The Fed hasn’t yet committed to stepping up its bond purchases. After its meeting last week, the Fed’s policy committee said it was “prepared” to take new steps if needed. A move to resume the purchases would be a big step for the Fed, which just a few months ago was talking about how to reduce its portfolio.

A decision on whether to buy more bonds depends on incoming data about economic growth and inflation; if the economy picks up steam, officials might decide no action is needed.

From March 2009 to March 2010, the Fed bought $1.7 trillion worth of Treasury and mortgage-backed securities. Researchers at the New York Fed estimate that the program reduced long-term interest rates by between 0.3 percentage point and 1 full percentage point.

Under the alternative approach gaining favor inside the Fed, it would announce purchases of a much smaller amount for some brief period and leave open the question of whether it would do more, a decision that would turn on how the economy is doing.
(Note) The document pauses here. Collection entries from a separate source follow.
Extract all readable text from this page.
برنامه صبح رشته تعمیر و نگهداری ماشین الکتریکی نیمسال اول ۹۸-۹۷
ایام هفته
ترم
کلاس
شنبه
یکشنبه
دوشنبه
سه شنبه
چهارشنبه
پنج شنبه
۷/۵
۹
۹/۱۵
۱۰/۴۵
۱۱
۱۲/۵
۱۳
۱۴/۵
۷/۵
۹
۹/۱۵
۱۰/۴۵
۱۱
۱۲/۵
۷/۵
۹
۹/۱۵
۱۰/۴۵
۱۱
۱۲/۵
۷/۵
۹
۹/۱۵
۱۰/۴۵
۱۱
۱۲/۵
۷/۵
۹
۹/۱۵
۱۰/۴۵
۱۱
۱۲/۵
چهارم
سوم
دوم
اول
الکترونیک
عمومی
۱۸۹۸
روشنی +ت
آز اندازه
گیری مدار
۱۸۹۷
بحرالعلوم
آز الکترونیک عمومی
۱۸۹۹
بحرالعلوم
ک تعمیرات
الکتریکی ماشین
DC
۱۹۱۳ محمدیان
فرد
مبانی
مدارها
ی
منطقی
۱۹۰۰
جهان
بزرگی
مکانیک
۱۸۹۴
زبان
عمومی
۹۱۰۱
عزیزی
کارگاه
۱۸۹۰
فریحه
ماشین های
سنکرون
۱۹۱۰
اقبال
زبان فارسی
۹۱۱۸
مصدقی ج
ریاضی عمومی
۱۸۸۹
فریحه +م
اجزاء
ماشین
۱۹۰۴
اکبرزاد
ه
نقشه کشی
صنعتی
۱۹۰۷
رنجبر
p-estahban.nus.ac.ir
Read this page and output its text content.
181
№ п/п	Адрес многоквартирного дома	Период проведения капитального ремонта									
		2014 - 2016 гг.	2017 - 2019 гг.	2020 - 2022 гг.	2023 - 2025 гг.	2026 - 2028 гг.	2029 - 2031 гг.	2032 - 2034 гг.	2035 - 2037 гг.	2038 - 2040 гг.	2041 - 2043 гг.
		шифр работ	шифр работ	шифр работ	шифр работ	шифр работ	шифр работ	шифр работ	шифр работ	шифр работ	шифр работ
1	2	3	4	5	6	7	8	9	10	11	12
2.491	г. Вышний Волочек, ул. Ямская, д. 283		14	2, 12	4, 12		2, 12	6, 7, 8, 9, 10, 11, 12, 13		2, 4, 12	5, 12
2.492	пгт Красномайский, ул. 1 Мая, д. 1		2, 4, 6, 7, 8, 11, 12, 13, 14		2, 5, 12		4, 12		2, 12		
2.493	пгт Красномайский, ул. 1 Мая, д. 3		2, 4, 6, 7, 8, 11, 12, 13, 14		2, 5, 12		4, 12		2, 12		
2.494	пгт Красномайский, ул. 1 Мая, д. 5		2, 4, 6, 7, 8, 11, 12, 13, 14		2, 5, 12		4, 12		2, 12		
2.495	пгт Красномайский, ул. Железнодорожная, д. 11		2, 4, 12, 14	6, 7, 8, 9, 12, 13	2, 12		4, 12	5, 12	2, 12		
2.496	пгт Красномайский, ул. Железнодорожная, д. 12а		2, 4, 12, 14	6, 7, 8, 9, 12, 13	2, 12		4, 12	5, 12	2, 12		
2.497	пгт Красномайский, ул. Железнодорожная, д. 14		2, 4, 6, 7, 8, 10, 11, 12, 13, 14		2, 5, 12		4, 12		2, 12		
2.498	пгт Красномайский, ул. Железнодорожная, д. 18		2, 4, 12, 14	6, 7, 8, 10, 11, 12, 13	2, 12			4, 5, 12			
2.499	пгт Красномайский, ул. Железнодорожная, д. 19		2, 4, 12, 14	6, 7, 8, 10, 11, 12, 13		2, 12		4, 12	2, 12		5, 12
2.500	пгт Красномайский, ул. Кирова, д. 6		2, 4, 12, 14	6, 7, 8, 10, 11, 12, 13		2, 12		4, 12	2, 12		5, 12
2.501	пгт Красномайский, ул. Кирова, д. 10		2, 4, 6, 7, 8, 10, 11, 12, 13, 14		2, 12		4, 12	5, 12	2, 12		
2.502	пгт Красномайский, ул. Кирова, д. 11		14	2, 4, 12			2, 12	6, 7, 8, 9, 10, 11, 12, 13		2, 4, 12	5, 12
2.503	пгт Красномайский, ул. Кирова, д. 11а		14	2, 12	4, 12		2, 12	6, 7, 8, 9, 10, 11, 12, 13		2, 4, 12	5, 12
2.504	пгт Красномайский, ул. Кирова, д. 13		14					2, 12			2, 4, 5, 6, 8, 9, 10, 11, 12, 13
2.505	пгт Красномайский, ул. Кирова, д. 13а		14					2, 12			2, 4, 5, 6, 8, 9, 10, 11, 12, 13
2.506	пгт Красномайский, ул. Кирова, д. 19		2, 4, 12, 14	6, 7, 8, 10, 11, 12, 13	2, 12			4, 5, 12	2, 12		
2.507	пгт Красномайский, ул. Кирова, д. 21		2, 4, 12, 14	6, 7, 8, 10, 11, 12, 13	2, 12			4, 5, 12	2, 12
This would give officials more flexibility in the face of an uncertain recovery.

Economists at Goldman Sachs estimate the Fed will purchase at least another $1 trillion in securities, pushing long-term interest rates down by a further 0.25 percentage point.

The Goldman economists estimate that an open-ended, small-scale approach would have less impact on bond markets than a large one-time approach, because investors wouldn’t be certain about whether such a program would continue.  

“The more you commit to large amount of purchases up front, the bigger effect you’re going to get,” says Jan Hatzius, Goldman’s chief economist.

A leading public proponent of a baby-step approach is James Bullard, a 20-year Fed veteran who has been president of the St. Louis Federal Reserve Bank since 2008.

Under a small-scale approach, Mr. Bullard says, the Fed might announce some still-undecided target for bond buying—say $100 billion or less per month. It would then decide at each meeting whether more purchases were needed, based on whether “we’re making progress toward our mandate of maximum sustainable employment and inflation at our implicit inflation target.”